Voi, ai tempi dell’asilo, vi dilettavate nel “
gioco del se”?
Io eccome, e visto che lo spettro della senilità mi avvolge ogni giorno di più, ci riprovo prima che sia troppo tardi.
Allora: “
se gestissi una label e potessi scegliere dieci band da mettere sotto contratto, quali sceglierei?”
Beh, per stilare la lista definitiva avrei bisogno di qualche giorno di riflessioni; ad ogni modo, un nome che non potrebbe mancare per nessun motivo nella scuderia della
Cafo Records (il nome fa schifo, lo so) sarebbe quello degli
Enslaved: la loro integrità artistica, il loro talento puro, la loro evoluzione stilistica e la loro incrollabile continuità avrebbero costituito un fiore all’occhiello della mia etichetta immaginaria.
Il nuovo album
In Times, lo vedete dal voto a margine, non avrebbe fatto che confermare la bontà della mia scelta.
La compagine scandinava decide saggiamente di proseguire lungo le coordinate tracciate dallo stupendo
RIITIIR, ma non si percepisce stagnazione alcuna nel songwriting dei Nostri, statene pur certi.
Nel solco della continuità anche i suoni dell’opera: come per i due precedenti lavori la premiata ditta
Bjørnson,
Larsen e
Grutle -senza sottostimare i servigi di
Jens Bogren (mix) e
Tony Lindgren (mastering)- ci regala una produzione calda, bilanciata e organica al punto che sembra quasi far respirare le composizioni.
Ecco, è proprio così: i brani di
In Times sono come le enormi creature del videogame
Shadow of the Colossus (io cerco di arginarlo, ma ogni tanto il nerd che è in me esce allo scoperto): si muovono, si contorcono, corrono e rallentano d’improvviso, schiumano rabbia un istante per poi placarsi quello successivo, suscitano timore ma anche rispetto e ammirazione, seguono pattern dapprima imperscrutabili che, tuttavia, decripterete sempre più ad ogni ascolto.
Punti deboli?
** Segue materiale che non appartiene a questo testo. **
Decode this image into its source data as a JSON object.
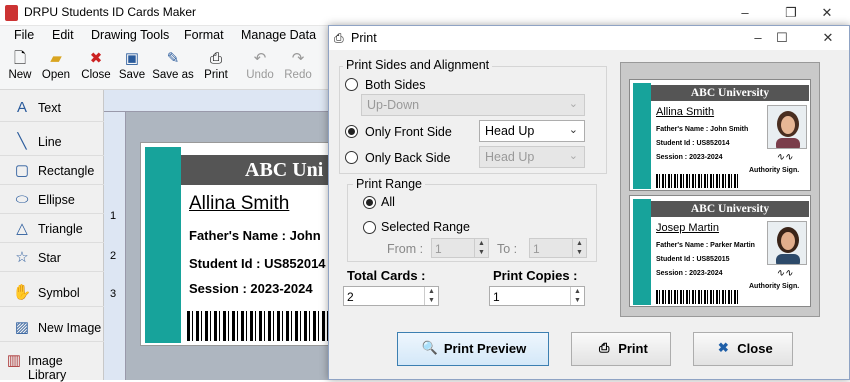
{
  "app": {
    "title": "DRPU Students ID Cards Maker"
  },
  "window_controls": {
    "minimize": "–",
    "maximize": "❐",
    "close": "✕"
  },
  "menu": [
    "File",
    "Edit",
    "Drawing Tools",
    "Format",
    "Manage Data"
  ],
  "toolbar": [
    {
      "label": "New",
      "icon": "new-file-icon",
      "enabled": true
    },
    {
      "label": "Open",
      "icon": "folder-icon",
      "enabled": true
    },
    {
      "label": "Close",
      "icon": "close-file-icon",
      "enabled": true
    },
    {
      "label": "Save",
      "icon": "save-icon",
      "enabled": true
    },
    {
      "label": "Save as",
      "icon": "save-as-icon",
      "enabled": true
    },
    {
      "label": "Print",
      "icon": "printer-icon",
      "enabled": true
    },
    {
      "label": "Undo",
      "icon": "undo-icon",
      "enabled": false
    },
    {
      "label": "Redo",
      "icon": "redo-icon",
      "enabled": false
    }
  ],
  "tools": [
    {
      "label": "Text",
      "icon": "text-icon"
    },
    {
      "label": "Line",
      "icon": "line-icon"
    },
    {
      "label": "Rectangle",
      "icon": "rectangle-icon"
    },
    {
      "label": "Ellipse",
      "icon": "ellipse-icon"
    },
    {
      "label": "Triangle",
      "icon": "triangle-icon"
    },
    {
      "label": "Star",
      "icon": "star-icon"
    },
    {
      "label": "Symbol",
      "icon": "symbol-icon"
    },
    {
      "label": "New Image",
      "icon": "image-icon"
    },
    {
      "label": "Image Library",
      "icon": "library-icon"
    }
  ],
  "ruler_marks": [
    "1",
    "2",
    "3"
  ],
  "design_card": {
    "header": "ABC Uni",
    "name": "Allina Smith",
    "father": "Father's Name :  John",
    "student_id": "Student Id :  US852014",
    "session": "Session :  2023-2024"
  },
  "dialog": {
    "title": "Print",
    "sides_group": "Print Sides and Alignment",
    "both_sides": "Both Sides",
    "both_sides_option": "Up-Down",
    "front_side": "Only Front Side",
    "front_option": "Head Up",
    "back_side": "Only Back Side",
    "back_option": "Head Up",
    "selected_side": "front",
    "range_group": "Print Range",
    "range_all": "All",
    "range_selected": "Selected Range",
    "from_label": "From :",
    "from_value": "1",
    "to_label": "To :",
    "to_value": "1",
    "total_cards_label": "Total Cards :",
    "total_cards_value": "2",
    "copies_label": "Print Copies :",
    "copies_value": "1",
    "btn_preview": "Print Preview",
    "btn_print": "Print",
    "btn_close": "Close"
  },
  "preview_cards": [
    {
      "header": "ABC University",
      "name": "Allina Smith",
      "father": "Father's Name :  John Smith",
      "student_id": "Student Id :  US852014",
      "session": "Session :  2023-2024",
      "authority": "Authority Sign."
    },
    {
      "header": "ABC University",
      "name": "Josep Martin",
      "father": "Father's Name :  Parker Martin",
      "student_id": "Student Id :  US852015",
      "session": "Session :  2023-2024",
      "authority": "Authority Sign."
    }
  ],
  "colors": {
    "accent": "#17a39b",
    "header_bar": "#555555",
    "dialog_border": "#8fa3c4"
  }
}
State scherzando?
Di fatto, ogni canzone meriterebbe una recensione a sé tanto è densa, ricca, varia e profonda. Il progressive, il metal estremo, il rock psichedelico s’intrecciano di continuo senza forzatura alcuna; nei cinquanta minuti abbondanti che compongono il platter scoverete infiniti spunti, ma non ne individuerete nemmeno uno che sia superfluo o fuori luogo, così come non potrete lamentarvi per la ragguardevole durata media dei pezzi, visto che di appigli per dispersività o noia non v’è traccia.
Potrei rimarcare quanto magnificenti siano i chorus in clean della title track e di
Building With Fire; potrei segnalarvi il riffing prorompente dell’opener
Thurisaz Dreaming -altro che la California…-, il guitar solo di
Daylight, i chiaroscuri emotivi di
Nauthir Bleeding o i ricami strumentali di
One Thousand Years of Rain… ma in tal modo, come vedete, ho già citato l’intera tracklist.
Facciamo così: già che ci siete ascoltatevelo tutto. Ne vale la pena, fidatevi.
Eh già, se
In Times fosse uscito per la
Cafo Records (lavorerò sul nome, promesso) ne sarei orgoglioso per il resto dei miei giorni.
Adesso la smetto di fantasticare e torno al (vero) lavoro; voi, appena potete, accaparratevi l’ennesima perla di un gruppo straordinario.